The current issue with that process is that most organisations responsible for providing those technologies are in a literal quagmire; their investors and their employees are sold on the idea that there is an infinite amount of growth to get from an infinite amount of data that will be generated. Nobody can price themselves down in the modern data stack. But truth be told, a company like Databricks acquiring Neon, a serverless Postgres provider, is an admission of failure to a degree, it says “maybe people did not need that much of the other things we were selling.” They are trying to escape their own stack.

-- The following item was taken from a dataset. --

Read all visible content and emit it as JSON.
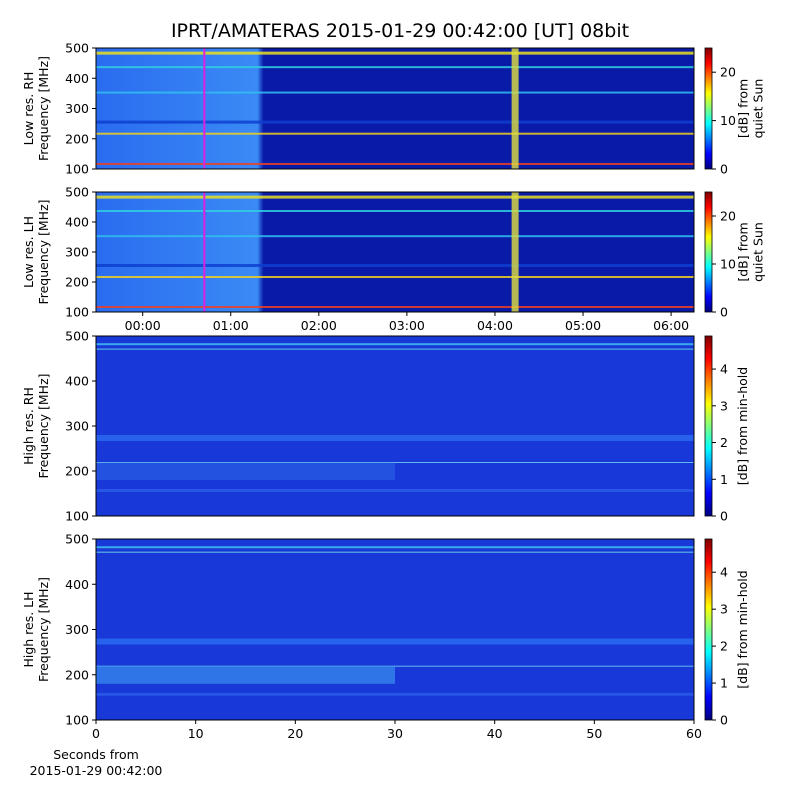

A New Modern Modern Data Stack

Here is the kicker - this story has been told before. Oracle told everyone that a database was a six-figure requirement. MySQL and Postgres entered the chat. Hadoop convinced the world everything was a distributed system; Spark came. The MDS sold us on complex DAGs, connectors, and data models. Then Fivetran merged with dbt - “merged” being the polite word for when the CEO chair goes to one side - in the hope that one of them would survive - and their press release promptly announced they'd be building “open data infrastructure” that “unifies data movement, transformation, metadata, and activation.” Four nouns to say “pipe and query.”

This does not mean nobody will ever need a database, or a query engine, or a lakehouse, or an orchestrating tool, or Looker, but that the path from “data is produced” to “data is consumed” is getting much cheaper, much simpler, and much more accessible to a wider audience.

So here is my modest-ish contribution to the debate: the new modern stack is storage, some query, and an LLM on top. Pick whichever flavour you want; even the LLM will eventually get commodified. You, however, will still need to show what the conversion rate or CTR or stock level is. Businesses are made of real things that people buy and consume.